The Atlantic Slave Trade to the United States

A diagram of a slave ship, showing how tightly the slaves were packed A diagram of a slave ship, showing how tightly the slaves were packed (click for source)

Between the 16th and 19th centuries, around 12 million slaves were transported from Africa to the Americas. Around 450,000 of them ended up in what is now the United States. Of these 450,000, perhaps 200,000 arrived after the independence of the country in 1776. The slave trade to the United States continued legally until 1808, at which point the Constitution permitted laws against it to be passed. A smaller trickle of smuggled slaves continued thereafter. By the start of the Civil War, four million slaves resided in the United States. Though they lived in the South by 1860, slaves arrived in all regions of colonial North America. Between one and two million died on the overseas passage. In the Americas as a whole, more people arrived via the Atlantic slave trade than by any other means. In parts of the Caribbean, nearly 100% of the modern population is descended from the slave trade.

The people who were shipped across the Atlantic were treated and packed as cargo. The great preoccupation of the shipowners was to fit as many slaves as possible into the smallest area. They were crammed under the deck, generally chained to their places, and fed as cheaply as was possible. The cramped conditions caused many to get sick and die. The voyage took over two months. Slaves were laid out horizontally, much like sardines. Multiple hundreds were on the typical voyage. The long-term average death rate, over the course of the trade, was around 15% per voyage. A bad voyage might see a third of its cargo dead. The air was putrid below deck. To keep the death rate from being even higher, slaves were often chained together and taken above deck during the day, and were forced to move around. Many ships had barricades on deck that the crew could retreat behind in case of a revolt.

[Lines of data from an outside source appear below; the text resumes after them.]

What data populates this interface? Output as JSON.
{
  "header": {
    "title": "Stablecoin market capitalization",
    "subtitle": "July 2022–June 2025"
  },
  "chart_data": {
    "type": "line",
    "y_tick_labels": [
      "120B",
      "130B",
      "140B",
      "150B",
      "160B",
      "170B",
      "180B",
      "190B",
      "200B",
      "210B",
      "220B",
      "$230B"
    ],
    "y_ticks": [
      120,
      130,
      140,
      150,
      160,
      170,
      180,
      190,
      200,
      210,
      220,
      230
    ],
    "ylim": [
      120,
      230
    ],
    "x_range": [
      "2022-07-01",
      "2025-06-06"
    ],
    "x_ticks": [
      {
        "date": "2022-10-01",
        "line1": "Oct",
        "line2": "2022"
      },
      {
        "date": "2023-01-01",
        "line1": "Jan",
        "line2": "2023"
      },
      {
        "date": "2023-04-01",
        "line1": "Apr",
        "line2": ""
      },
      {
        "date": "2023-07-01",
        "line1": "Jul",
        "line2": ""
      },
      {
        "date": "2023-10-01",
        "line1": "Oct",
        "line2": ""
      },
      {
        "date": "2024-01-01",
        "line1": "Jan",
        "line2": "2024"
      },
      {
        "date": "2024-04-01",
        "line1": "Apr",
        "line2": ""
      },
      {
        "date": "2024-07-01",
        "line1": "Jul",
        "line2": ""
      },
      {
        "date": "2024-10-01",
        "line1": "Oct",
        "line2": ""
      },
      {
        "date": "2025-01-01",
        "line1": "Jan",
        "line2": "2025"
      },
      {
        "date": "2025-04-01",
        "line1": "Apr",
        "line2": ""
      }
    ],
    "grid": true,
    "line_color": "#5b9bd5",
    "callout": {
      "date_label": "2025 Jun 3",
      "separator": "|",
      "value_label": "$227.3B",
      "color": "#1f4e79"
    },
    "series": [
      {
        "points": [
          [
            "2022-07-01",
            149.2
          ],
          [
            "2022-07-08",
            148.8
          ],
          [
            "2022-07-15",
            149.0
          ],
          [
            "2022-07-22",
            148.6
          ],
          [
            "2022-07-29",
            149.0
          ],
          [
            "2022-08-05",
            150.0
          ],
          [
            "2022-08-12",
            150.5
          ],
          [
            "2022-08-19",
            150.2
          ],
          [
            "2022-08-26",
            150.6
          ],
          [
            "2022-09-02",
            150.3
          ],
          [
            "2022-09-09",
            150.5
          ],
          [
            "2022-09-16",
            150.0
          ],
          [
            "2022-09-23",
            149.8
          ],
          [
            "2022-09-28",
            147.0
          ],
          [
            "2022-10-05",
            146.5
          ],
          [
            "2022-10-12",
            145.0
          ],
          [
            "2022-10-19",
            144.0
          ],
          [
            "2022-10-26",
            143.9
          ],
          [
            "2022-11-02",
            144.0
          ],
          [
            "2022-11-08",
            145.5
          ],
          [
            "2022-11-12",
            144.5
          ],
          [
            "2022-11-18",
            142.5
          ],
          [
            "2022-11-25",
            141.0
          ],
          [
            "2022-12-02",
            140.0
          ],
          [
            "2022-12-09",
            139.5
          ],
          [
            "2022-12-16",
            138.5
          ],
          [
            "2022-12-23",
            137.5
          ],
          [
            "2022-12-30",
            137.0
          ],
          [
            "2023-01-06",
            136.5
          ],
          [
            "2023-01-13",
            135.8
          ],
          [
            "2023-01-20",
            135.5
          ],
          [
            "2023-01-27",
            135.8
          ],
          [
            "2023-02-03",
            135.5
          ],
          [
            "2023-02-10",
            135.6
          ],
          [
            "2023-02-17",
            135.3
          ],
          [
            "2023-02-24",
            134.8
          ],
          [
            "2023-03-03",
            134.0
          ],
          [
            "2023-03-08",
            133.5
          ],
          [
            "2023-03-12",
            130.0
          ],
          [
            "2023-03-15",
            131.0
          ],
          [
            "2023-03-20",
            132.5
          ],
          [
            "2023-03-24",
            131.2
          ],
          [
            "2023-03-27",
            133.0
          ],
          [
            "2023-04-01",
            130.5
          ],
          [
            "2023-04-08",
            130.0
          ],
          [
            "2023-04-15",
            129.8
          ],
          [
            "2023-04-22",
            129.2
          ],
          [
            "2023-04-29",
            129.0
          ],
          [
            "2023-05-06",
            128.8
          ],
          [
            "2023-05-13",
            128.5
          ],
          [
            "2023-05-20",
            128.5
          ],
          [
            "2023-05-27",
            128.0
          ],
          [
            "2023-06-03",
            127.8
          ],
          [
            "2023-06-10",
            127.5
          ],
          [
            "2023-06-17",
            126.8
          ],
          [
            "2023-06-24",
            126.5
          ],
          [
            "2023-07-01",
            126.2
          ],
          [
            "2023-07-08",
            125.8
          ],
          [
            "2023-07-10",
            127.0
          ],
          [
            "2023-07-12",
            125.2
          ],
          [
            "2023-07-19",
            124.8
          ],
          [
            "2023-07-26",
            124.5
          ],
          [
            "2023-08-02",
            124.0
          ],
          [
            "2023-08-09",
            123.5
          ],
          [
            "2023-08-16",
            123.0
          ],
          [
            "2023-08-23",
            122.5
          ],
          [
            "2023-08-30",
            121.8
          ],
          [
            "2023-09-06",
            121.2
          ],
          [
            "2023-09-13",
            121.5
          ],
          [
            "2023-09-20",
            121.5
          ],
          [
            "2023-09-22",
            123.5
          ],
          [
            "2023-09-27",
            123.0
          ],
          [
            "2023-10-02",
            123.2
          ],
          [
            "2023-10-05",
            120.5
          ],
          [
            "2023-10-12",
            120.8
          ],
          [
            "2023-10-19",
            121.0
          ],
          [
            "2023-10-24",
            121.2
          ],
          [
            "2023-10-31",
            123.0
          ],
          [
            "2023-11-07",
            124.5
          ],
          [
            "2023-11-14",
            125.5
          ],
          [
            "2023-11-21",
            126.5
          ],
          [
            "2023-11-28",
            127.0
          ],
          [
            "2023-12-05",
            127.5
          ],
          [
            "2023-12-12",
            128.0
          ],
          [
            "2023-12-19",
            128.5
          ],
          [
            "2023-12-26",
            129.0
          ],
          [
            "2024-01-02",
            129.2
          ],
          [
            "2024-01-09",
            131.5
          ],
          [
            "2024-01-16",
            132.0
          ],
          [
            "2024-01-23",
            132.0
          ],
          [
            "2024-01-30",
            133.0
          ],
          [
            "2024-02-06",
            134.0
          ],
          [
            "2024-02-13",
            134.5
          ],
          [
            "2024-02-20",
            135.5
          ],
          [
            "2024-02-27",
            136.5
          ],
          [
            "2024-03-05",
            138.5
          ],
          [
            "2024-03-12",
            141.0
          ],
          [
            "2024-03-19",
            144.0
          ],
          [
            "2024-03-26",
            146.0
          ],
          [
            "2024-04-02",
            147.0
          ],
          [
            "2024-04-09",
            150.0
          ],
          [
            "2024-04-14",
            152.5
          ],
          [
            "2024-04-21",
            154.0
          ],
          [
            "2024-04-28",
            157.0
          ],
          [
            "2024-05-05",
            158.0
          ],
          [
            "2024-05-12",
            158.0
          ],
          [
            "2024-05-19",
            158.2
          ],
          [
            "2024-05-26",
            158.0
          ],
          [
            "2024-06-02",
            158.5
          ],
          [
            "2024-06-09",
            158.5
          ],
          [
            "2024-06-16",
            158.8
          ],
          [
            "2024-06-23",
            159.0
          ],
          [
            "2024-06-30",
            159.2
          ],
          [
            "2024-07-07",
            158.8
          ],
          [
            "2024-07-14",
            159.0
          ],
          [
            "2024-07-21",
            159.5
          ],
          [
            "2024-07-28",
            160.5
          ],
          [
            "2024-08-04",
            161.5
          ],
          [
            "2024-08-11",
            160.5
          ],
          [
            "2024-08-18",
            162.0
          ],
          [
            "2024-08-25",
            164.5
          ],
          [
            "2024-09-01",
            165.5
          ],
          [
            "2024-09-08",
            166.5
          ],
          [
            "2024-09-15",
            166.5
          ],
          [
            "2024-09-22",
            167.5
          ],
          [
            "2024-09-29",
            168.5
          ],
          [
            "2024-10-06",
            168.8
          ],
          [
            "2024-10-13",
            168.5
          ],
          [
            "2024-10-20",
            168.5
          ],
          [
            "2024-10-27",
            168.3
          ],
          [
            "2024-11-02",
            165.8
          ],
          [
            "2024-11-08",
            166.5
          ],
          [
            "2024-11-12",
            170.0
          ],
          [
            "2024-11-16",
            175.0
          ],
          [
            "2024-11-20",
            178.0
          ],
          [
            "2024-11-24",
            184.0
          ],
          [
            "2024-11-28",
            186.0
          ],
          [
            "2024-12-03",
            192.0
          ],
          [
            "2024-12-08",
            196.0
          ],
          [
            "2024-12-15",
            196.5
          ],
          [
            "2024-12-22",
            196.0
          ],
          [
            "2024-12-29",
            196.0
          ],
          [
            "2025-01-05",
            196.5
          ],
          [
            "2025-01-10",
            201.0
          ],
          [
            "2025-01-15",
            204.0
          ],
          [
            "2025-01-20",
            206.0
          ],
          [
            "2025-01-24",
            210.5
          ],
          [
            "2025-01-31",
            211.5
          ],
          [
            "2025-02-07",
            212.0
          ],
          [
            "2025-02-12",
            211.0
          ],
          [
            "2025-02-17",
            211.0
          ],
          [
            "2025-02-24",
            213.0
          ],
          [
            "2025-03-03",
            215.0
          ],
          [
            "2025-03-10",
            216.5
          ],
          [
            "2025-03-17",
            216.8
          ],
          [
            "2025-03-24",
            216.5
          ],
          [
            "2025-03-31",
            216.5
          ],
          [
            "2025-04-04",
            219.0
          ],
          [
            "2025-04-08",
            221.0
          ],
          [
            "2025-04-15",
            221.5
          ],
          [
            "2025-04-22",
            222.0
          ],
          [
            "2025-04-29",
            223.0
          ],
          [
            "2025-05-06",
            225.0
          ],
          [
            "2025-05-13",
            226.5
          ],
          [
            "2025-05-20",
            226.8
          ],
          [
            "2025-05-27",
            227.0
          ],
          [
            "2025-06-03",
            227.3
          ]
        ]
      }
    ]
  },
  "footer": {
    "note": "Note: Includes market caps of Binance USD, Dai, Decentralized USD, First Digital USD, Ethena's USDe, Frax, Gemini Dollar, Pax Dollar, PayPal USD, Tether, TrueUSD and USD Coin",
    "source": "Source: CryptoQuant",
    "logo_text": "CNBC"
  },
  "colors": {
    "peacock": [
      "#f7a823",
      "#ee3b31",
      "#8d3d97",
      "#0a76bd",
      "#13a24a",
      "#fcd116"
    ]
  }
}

In the colonial days the British were active participants in the Atlantic slave trade. British ships would procure slaves in Africa and take them to places like Jamaica, Barbados, the Virgin Islands, or Virginia. Here they would load up with sugar (from the Caribbean) or tobacco (from Virginia) and return to Great Britain. The third leg of the journey was to take rum and manufactured goods to Africa, which they could trade with local rulers for additional slaves. This was known as the "triangular trade". It was favored by the prevailing wind patterns on the Atlantic Ocean, which blow from east to west out of Africa, and west to east out of North America. The leg of the trade from Africa to the Americas was known as the Middle Passage.

Revolts did happen from time to time. For the captain of a slave ship, mutiny could come from the slaves themselves, or from the crew. Crews generally came from the lowest order of society, were raised in violence, and had immense death rates themselves from tropical disease. A lot of them were convicted criminals sentenced to serve on the ships. The cat-of-nine was used on crew and slave alike, brutally, to dissuade any from thinking of rebellion. One slave revolt succeeded in taking over the Amistad in 1839, leading to a famous U.S. Supreme Court case (United States v. The Amistad). Since the ship was engaged in illegal trade under U.S. law, the slaves detained on it were freed. This was far from the only revolt. Over 500 have been documented over the course of the trade. The ultimate victory for the slaves was to gain control of their ship and return it to Africa. To fail in a revolt, however, meant almost certain death.

Most of the slaves came from coastal West Africa. The ancestry of those in the Americas represents a small subset of all the African groups. The southern and eastern parts of the continent escaped the Atlantic slave trade, although there were separate routes feeding the Middle East and Indian Ocean. Some of the most common ethnicities of the slaves were the Bakongo, the Mandé, the Gbe, the Akan, the Wolof, and the Igbo. Little effort was made to preserve these distinctions in the United States (or anywhere else in the Americas), and they were gradually lost in favor of a more general black identity.

By any measure, the Atlantic slave trade was one of the great human crimes of the last thousand years.